Moving to a rural area can be an option, but my older daughter has her life already, and not willing to do that as she will need to say goodbye to her firends.
MacBook
I have wanted to buy a Macbook for a couple of years.
It stimulates my desire to possess it, but I haven’t bought it so far.
The problem is I don’t have any specific usage with the Macbook.
I have my Windows desktop PC, and laptop as well.
I have 1 MacBook Pro but that’s for work, and company-owned.
I don’t want to use that laptop on my time off.
I don’t have any specific purpose for which I need to buy the Macbook personally.
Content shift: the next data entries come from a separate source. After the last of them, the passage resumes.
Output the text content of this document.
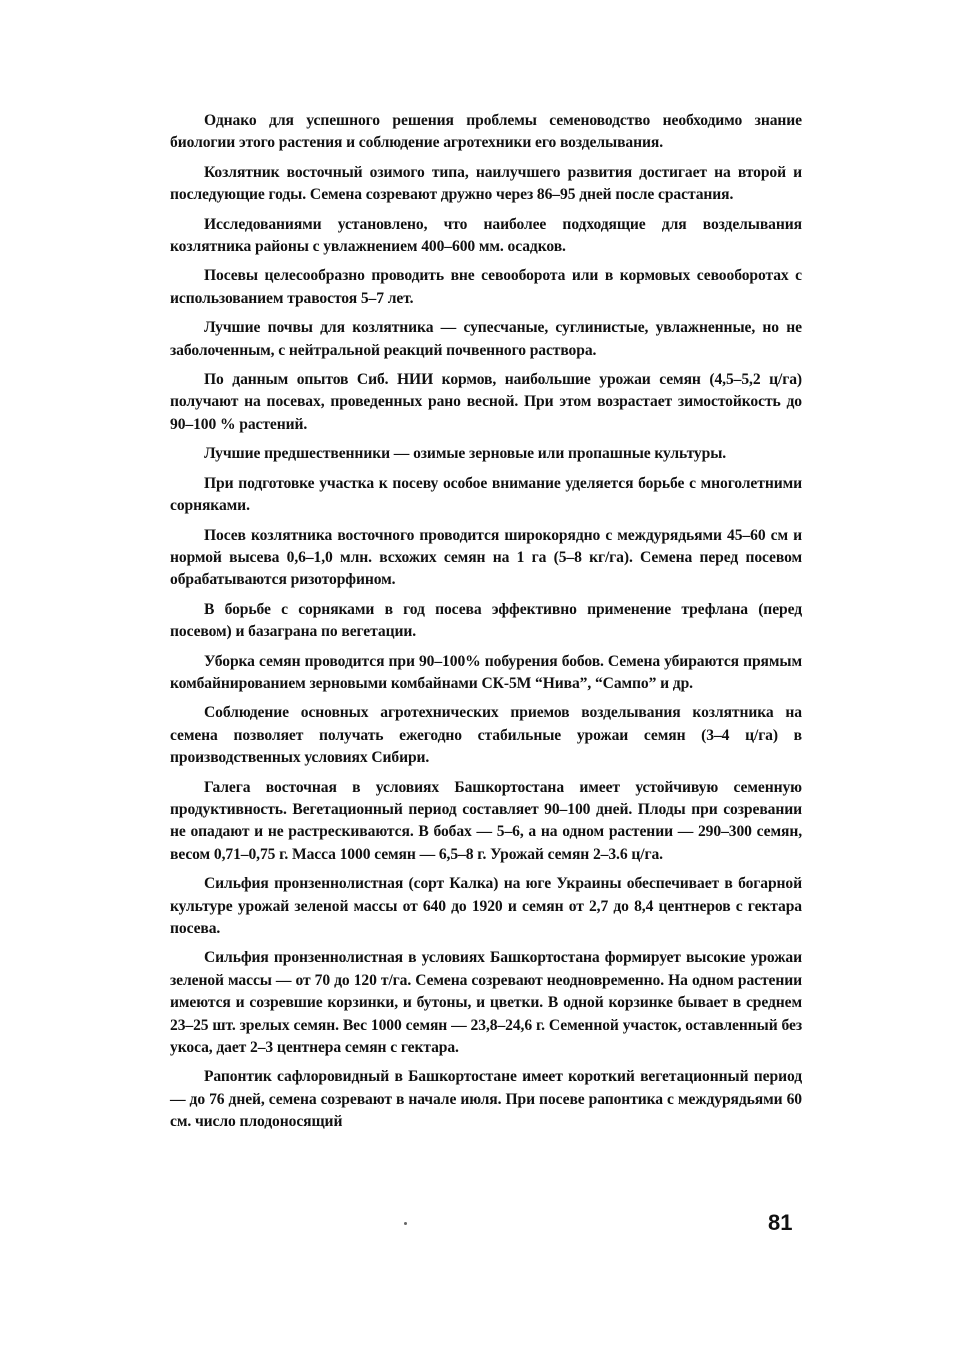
Однако для успешного решения проблемы семеноводство необходимо знание биологии этого растения и соблюдение агротехники его возделывания.

Козлятник восточный озимого типа, наилучшего развития достигает на второй и последующие годы. Семена созревают дружно через 86–95 дней после срастания.

Исследованиями установлено, что наиболее подходящие для возделывания козлятника районы с увлажнением 400–600 мм. осадков.

Посевы целесообразно проводить вне севооборота или в кормовых севооборотах с использованием травостоя 5–7 лет.

Лучшие почвы для козлятника — супесчаные, суглинистые, увлажненные, но не заболоченным, с нейтральной реакций почвенного раствора.

По данным опытов Сиб. НИИ кормов, наибольшие урожаи семян (4,5–5,2 ц/га) получают на посевах, проведенных рано весной. При этом возрастает зимостойкость до 90–100 % растений.

Лучшие предшественники — озимые зерновые или пропашные культуры.

При подготовке участка к посеву особое внимание уделяется борьбе с многолетними сорняками.

Посев козлятника восточного проводится широкорядно с междурядьями 45–60 см и нормой высева 0,6–1,0 млн. всхожих семян на 1 га (5–8 кг/га). Семена перед посевом обрабатываются ризоторфином.

В борьбе с сорняками в год посева эффективно применение трефлана (перед посевом) и базаграна по вегетации.

Уборка семян проводится при 90–100% побурения бобов. Семена убираются прямым комбайнированием зерновыми комбайнами СК-5М “Нива”, “Сампо” и др.

Соблюдение основных агротехнических приемов возделывания козлятника на семена позволяет получать ежегодно стабильные урожаи семян (3–4 ц/га) в производственных условиях Сибири.

Галега восточная в условиях Башкортостана имеет устойчивую семенную продуктивность. Вегетационный период составляет 90–100 дней. Плоды при созревании не опадают и не растрескиваются. В бобах — 5–6, а на одном растении — 290–300 семян, весом 0,71–0,75 г. Масса 1000 семян — 6,5–8 г. Урожай семян 2–3.6 ц/га.

Сильфия пронзеннолистная (сорт Калка) на юге Украины обеспечивает в богарной культуре урожай зеленой массы от 640 до 1920 и семян от 2,7 до 8,4 центнеров с гектара посева.

Сильфия пронзеннолистная в условиях Башкортостана формирует высокие урожаи зеленой массы — от 70 до 120 т/га. Семена созревают неодновременно. На одном растении имеются и созревшие корзинки, и бутоны, и цветки. В одной корзинке бывает в среднем 23–25 шт. зрелых семян. Вес 1000 семян — 23,8–24,6 г. Семенной участок, оставленный без укоса, дает 2–3 центнера семян с гектара.

Рапонтик сафлоровидный в Башкортостане имеет короткий вегетационный период — до 76 дней, семена созревают в начале июля. При посеве рапонтика с междурядьями 60 см. число плодоносящий

81
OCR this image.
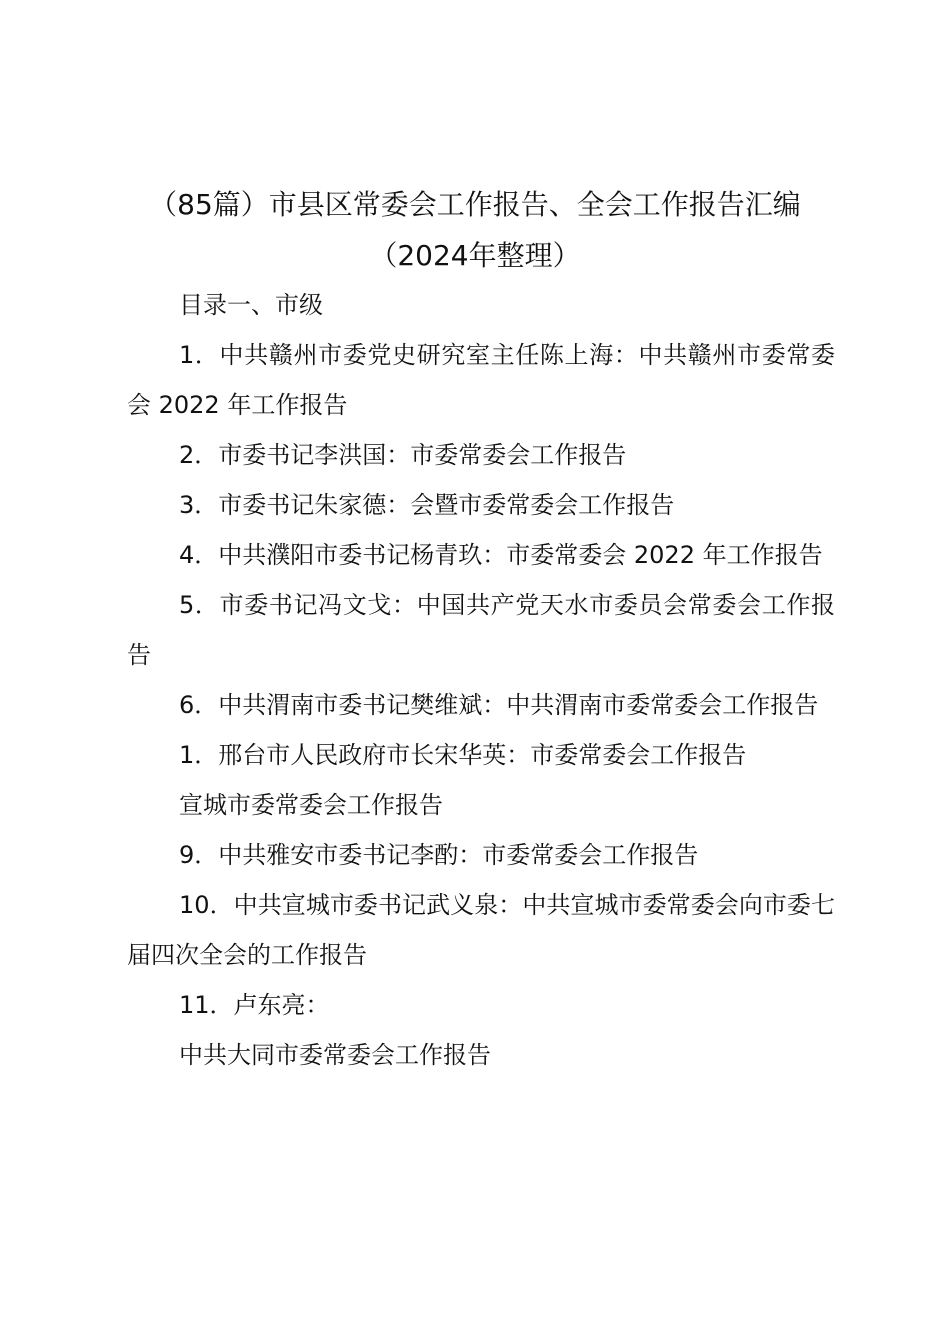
（85篇）市县区常委会工作报告、全会工作报告汇编
（2024年整理）

目录一、市级

1．中共赣州市委党史研究室主任陈上海：中共赣州市委常委会 2022 年工作报告

2．市委书记李洪国：市委常委会工作报告

3．市委书记朱家德：会暨市委常委会工作报告

4．中共濮阳市委书记杨青玖：市委常委会 2022 年工作报告

5．市委书记冯文戈：中国共产党天水市委员会常委会工作报告

6．中共渭南市委书记樊维斌：中共渭南市委常委会工作报告

1．邢台市人民政府市长宋华英：市委常委会工作报告

宣城市委常委会工作报告

9．中共雅安市委书记李酌：市委常委会工作报告

10．中共宣城市委书记武义泉：中共宣城市委常委会向市委七届四次全会的工作报告

11．卢东亮：

中共大同市委常委会工作报告
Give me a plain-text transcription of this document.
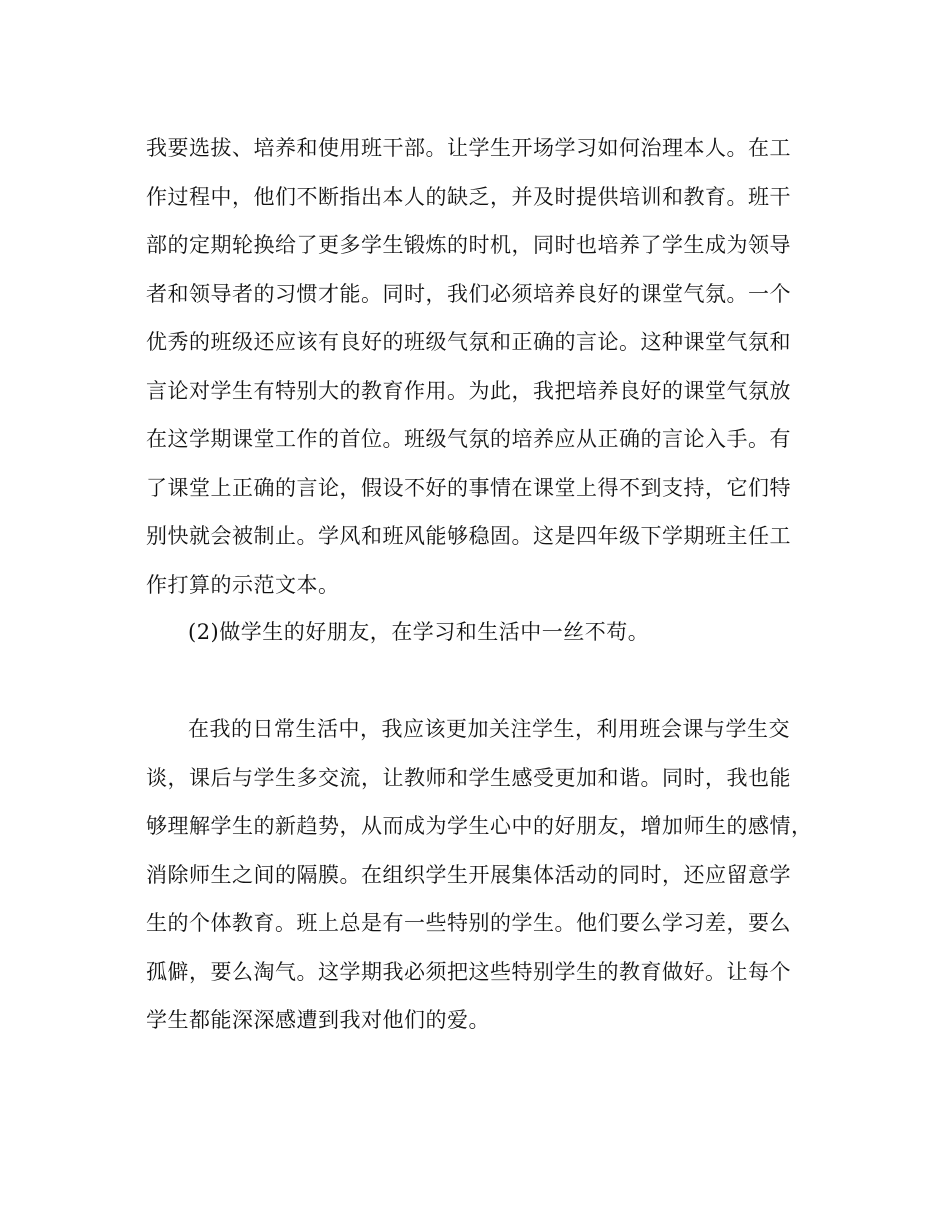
我要选拔、培养和使用班干部。让学生开场学习如何治理本人。在工
作过程中，他们不断指出本人的缺乏，并及时提供培训和教育。班干
部的定期轮换给了更多学生锻炼的时机，同时也培养了学生成为领导
者和领导者的习惯才能。同时，我们必须培养良好的课堂气氛。一个
优秀的班级还应该有良好的班级气氛和正确的言论。这种课堂气氛和
言论对学生有特别大的教育作用。为此，我把培养良好的课堂气氛放
在这学期课堂工作的首位。班级气氛的培养应从正确的言论入手。有
了课堂上正确的言论，假设不好的事情在课堂上得不到支持，它们特
别快就会被制止。学风和班风能够稳固。这是四年级下学期班主任工
作打算的示范文本。
(2)做学生的好朋友，在学习和生活中一丝不苟。
在我的日常生活中，我应该更加关注学生，利用班会课与学生交
谈，课后与学生多交流，让教师和学生感受更加和谐。同时，我也能
够理解学生的新趋势，从而成为学生心中的好朋友，增加师生的感情，
消除师生之间的隔膜。在组织学生开展集体活动的同时，还应留意学
生的个体教育。班上总是有一些特别的学生。他们要么学习差，要么
孤僻，要么淘气。这学期我必须把这些特别学生的教育做好。让每个
学生都能深深感遭到我对他们的爱。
But again, I still want it. This is quite strange but possibly related to the mechanism of human beings, especially for possession.
Not sure if things will change later, and I reaches a turning point later.
Pollen
Pollen season is coming to Japan.
Again, I’m experiencing weird unwellness similar to a cold.
I’m trying medicine for pollen allergies but not working completely.
This time, my younger daughter is having the allergy as well.
The problem is sleeping. With congested nasal, it isn’t easy to have sound sleep.
So we take her to the doctor and the medicine from the doctor looks working well for her.
Recently, a senior colleague in my previous decision is becoming “difficult” with aging.
I just feel it and there’s no concrete evidence.
He divorced in the past and still single, and has no children.
The concept of value is changing with the environment, so there can be a gap between people who have different backgrounds.
I don’t think he is going in the right direction at least for the career.
But career is just a small part of the life.
And everyone is right at their choice for their life.